FANGORIA: What’s the most exciting aspect of returning to HANNIBAL for season three?
MADS MIKKELSEN: The excitement for any TV show coming back to something is always that we do not exactly know what it is. There’s always been a tendency to stir things up in the third season of a TV show; to try to create something new based on what we have. The first two seasons are always going hand in hand. Everybody knows that the third one is probably going to be slightly different. It has been the case on this one. Its exciting to see your friends and your colleagues and then just see what Bryan Fuller has stirred up, which is complete madness this time.
FANGORIA: What exactly was different this time?
MIKKELSEN: We have not had a lot of intimate conversations; it’s been a little more outgoing. Maybe a little more liberated. There are some crazy characters, and some crazy things are happening, so that’s been a change.
FANGORIA: Can you tell us something about Hannibal’s relationship to Will, because it seems to be different than in previous seasons?
MIKKELSEN: Will is always a tricky thing, because in many ways that was the ultimate ending of our relationship in the second season. To try to figure out how can they go on from there has been a challenge of course, but in Will’s world, it’s double sided, right?
FANGORIA: We’ve never seen Hannibal in a leather jacket on a motorcycle before on the series. How has he changed as a character in season three?
MIKKELSEN: Yeah, Hannibal. It’s a little tricky. I mean, we are luring you guys into believing that is the whole third season. It’s a little part of his life where he’s wearing that. He’s pretty good at being undercover in the sense of taking other people’s identities and that is somebody else’s identity he’s wearing at that point.
It was fun to do, definitely. People who were on the show for the first time and was only for that scene had no idea what was going on, because I was basically not the Hannibal they knew, right? So it was fun.
FANGORIA: As an actor is that fun to portray different sides of this Hannibal character?
MIKKELSEN: It’s always fun when we play multifaceted characters and I think he is one of the most multifaceted characters I’ve ever done because it is very, very hard to predict when he’s honest and dishonest while he’s doing the various things he is doing. So he is one of the most fun characters to give life to.
FANGORIA: What’s your favorite thing about playing Hannibal?

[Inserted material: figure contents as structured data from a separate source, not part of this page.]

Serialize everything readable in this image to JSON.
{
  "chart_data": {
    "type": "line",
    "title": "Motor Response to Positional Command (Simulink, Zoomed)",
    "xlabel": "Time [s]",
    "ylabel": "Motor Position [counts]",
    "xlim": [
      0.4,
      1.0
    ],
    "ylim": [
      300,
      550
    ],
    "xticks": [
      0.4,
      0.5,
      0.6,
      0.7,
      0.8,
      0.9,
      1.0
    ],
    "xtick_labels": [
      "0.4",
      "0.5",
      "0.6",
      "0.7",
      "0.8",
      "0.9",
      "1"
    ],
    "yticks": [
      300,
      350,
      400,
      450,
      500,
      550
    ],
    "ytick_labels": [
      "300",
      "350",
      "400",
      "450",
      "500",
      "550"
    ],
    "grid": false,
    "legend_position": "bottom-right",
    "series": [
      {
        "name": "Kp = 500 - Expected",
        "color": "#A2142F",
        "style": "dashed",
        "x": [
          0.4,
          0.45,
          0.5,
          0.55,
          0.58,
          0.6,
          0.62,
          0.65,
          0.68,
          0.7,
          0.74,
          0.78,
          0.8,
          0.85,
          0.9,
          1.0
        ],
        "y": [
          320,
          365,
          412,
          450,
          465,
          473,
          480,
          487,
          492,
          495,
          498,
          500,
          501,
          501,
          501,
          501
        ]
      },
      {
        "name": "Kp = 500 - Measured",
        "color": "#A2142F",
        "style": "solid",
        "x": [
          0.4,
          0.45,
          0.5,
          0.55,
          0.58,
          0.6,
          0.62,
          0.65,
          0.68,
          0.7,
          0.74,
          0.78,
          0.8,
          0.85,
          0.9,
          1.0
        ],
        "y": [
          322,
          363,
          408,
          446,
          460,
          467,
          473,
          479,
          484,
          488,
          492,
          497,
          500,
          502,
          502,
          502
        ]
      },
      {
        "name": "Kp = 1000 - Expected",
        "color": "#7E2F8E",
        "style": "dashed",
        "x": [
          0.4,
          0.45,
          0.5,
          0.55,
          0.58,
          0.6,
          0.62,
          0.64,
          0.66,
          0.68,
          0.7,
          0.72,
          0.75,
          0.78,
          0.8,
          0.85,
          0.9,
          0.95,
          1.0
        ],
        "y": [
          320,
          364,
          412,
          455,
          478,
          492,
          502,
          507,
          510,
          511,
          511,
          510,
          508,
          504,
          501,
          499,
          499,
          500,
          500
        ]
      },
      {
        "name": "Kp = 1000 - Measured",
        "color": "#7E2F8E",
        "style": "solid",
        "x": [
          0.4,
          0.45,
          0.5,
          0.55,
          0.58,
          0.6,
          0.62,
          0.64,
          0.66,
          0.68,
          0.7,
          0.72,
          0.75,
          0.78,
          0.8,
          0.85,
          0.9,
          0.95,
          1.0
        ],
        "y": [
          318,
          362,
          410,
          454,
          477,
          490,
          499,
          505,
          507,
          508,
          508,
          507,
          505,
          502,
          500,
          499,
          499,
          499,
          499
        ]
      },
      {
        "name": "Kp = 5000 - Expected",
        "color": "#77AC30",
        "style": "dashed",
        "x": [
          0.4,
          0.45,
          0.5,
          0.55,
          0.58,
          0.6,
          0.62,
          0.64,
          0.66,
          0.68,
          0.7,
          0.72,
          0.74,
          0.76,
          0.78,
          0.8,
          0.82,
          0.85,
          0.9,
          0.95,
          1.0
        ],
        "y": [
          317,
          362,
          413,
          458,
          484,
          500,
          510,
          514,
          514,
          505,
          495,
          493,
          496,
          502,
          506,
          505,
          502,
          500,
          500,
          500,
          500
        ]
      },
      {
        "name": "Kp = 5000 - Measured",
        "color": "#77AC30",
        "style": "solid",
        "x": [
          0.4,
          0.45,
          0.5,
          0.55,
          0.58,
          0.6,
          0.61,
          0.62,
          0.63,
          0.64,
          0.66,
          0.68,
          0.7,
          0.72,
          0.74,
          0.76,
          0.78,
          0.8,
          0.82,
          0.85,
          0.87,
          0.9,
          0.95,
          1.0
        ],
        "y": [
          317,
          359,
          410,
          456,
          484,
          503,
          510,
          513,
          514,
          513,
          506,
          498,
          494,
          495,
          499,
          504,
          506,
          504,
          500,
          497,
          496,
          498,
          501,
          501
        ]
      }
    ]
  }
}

MIKKELSEN: Many things. I mean, as I just mentioned, the character himself is very hard to predict, which is fun for an actor as well as my wonderful colleagues, who I’ve worked with for over three years now. Bryan Fuller constantly surprises us with ideas that makes us happy, and I’m grateful that he is a writer and not roaming the streets with his crazy ideas. He’s the engine and the gasoline on the show.
FANGORIA: Three years ago, was it hard to take this role?
MIKKELSEN: Yeah, absolutely. It’s not a secret that you are walking in some giant shoes since a couple of people have done it to perfection. We also knew that we were doing something quite different. We also knew that we would get hell on earth for it from some and other people would embrace it. But, I think we have proven that we have our own right to be doing what we are doing. It took a little while for some of the critics, but quite a few of them have surrendered, and that makes us really proud.
FANGORIA: Is there something about Hannibal that you would love to have in real life, as in his behavior or skills?
MIKKELSEN: Well the ability to embrace life as he does is quite fascinating, and unfortunately, embrace death as well.
FANGORIA: Do you ever read the script and feel like anything is too much?
MIKKELSEN: No. I never feel like it’s too much in the sense of like crossing a border where we offend people. That does not exist in my world. I mean, the more we can cross [that border], the better the show is. It can be wrong. Certain things can be like, “I don’t think that feels right for the show, or feels right for that specific situation,” but never too much. No.